La deuxième crise est la crise financière mondiale de 2008. La performance économique du Royaume-Uni ne s’est jamais remise de ce coup dur, même si d’autres facteurs, comme l’austérité, le Brexit, la pandémie et l’invasion de l’Ukraine, ont également joué un rôle. Cela signifie moins d’argent, donc moins de revenus disponibles et moins de recettes fiscales. Cela signifie que les électeurs sont plus pauvres et que la sphère publique doit faire plus avec moins. Cela rend les électeurs mécontents, et ils ont alors plus d’options qu’ils sont prêts à envisager en réponse. Tout cela signifie des majorités plus importantes et des fluctuations plus importantes dans la fortune politique des partis respectifs.

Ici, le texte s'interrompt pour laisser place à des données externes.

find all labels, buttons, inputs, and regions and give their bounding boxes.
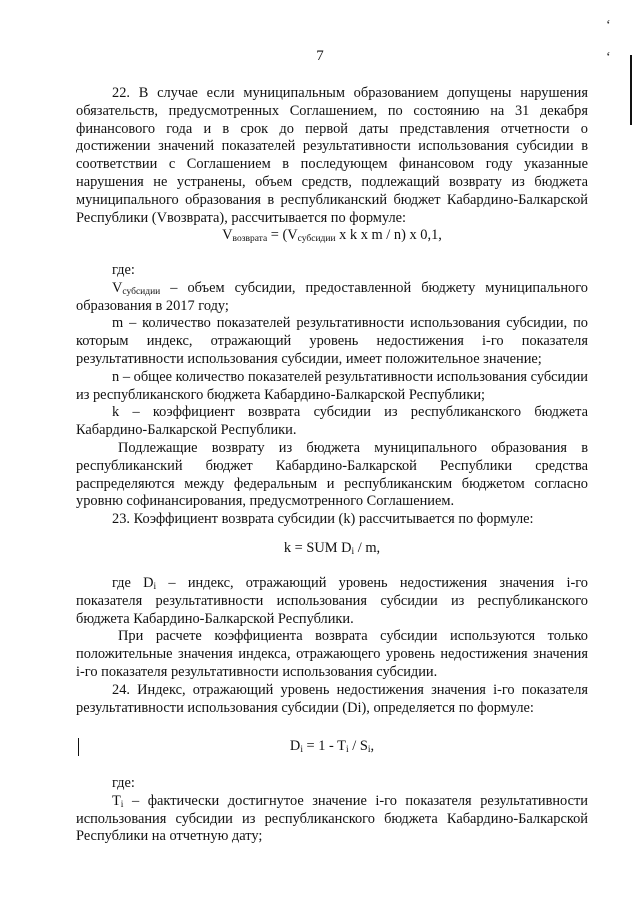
scan-mark-top: ‘ [606,18,611,33]
paragraph-24: 24. Индекс, отражающий уровень недостижения значения i-го показателя результативности использования субсидии (Di), определяется по формуле: [76,681,588,716]
formula-v-vozvrata: $V_{возврата} = (V_{субсидии}$ x k x m / n) x 0,1, [222,227,442,245]
formula-d: $D_i = 1 - T_i / S_i$, [289,738,375,755]
definition-v-subsidy: $V_{субсидии}$ – объем субсидии, предоставленной бюджету муниципального образования в 2017 году; [76,279,588,314]
block-para22 [76,85,588,245]
block-formula-d [76,738,588,756]
paragraph-23: 23. Коэффициент возврата субсидии (k) рассчитывается по формуле: [112,511,534,528]
block-formula-k [76,540,588,558]
paragraph-22: 22. В случае если муниципальным образованием допущены нарушения обязательств, предусмотренных Соглашением, по состоянию на 31 декабря финансового года и в срок до первой даты представления отчетности о достижении значений показателей результативности использования субсидии в соответствии с Соглашением в последующем финансовом году указанные нарушения не устранены, объем средств, подлежащий возврату из бюджета муниципального образования в республиканский бюджет Кабардино-Балкарской Республики (Vвозврата), рассчитывается по формуле: [76,85,588,226]
definition-m: m – количество показателей результативности использования субсидии, по которым индекс, отражающий уровень недостижения i-го показателя результативности использования субсидии, имеет положительное значение; [76,315,588,367]
formula-k: k = SUM $D_i$ / m, [283,540,381,557]
definition-k: k – коэффициент возврата субсидии из республиканского бюджета Кабардино-Балкарской Республики. [76,404,588,439]
scan-edge-line [630,55,632,125]
where-label-1: где: [112,262,135,278]
paragraph-return-distribution: Подлежащие возврату из бюджета муниципального образования в республиканский бюджет Кабардино-Балкарской Республики средства распределяются между федеральным и республиканским бюджетом согласно уровню софинансирования, предусмотренного Соглашением. [76,439,588,510]
definition-n: n – общее количество показателей результативности использования субсидии из республиканского бюджета Кабардино-Балкарской Республики; [76,368,588,403]
paragraph-positive-values: При расчете коэффициента возврата субсидии используются только положительные значения индекса, отражающего уровень недостижения значения i-го показателя результативности использования субсидии. [76,628,588,680]
definition-t: $T_i$ – фактически достигнутое значение i-го показателя результативности использования субсидии из республиканского бюджета Кабардино-Балкарской Республики на отчетную дату; [76,792,588,845]
where-label-2: где: [112,775,135,791]
definition-d: где $D_i$ – индекс, отражающий уровень недостижения значения i-го показателя результативности использования субсидии из республиканского бюджета Кабардино-Балкарской Республики. [76,575,589,627]
page-number: 7 [316,48,324,64]
scan-mark-middle: ‘ [606,50,611,65]
block-definitions-1 [76,262,588,529]
block-definitions-3 [76,775,588,846]
block-definitions-2 [76,575,588,717]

Tout cela suggère que le parti travailliste a raison de craindre – et les conservateurs ont raison d’espérer – que si Starmer rencontre des difficultés et que les conservateurs font les bons choix, ils pourront bientôt gagner à nouveau. Mais les conservateurs doivent être conscients qu’une volatilité accrue signifie également que si le parti travailliste parvient au pouvoir et qu’il prend les mauvaises décisions, les prochaines élections pourraient être encore pires.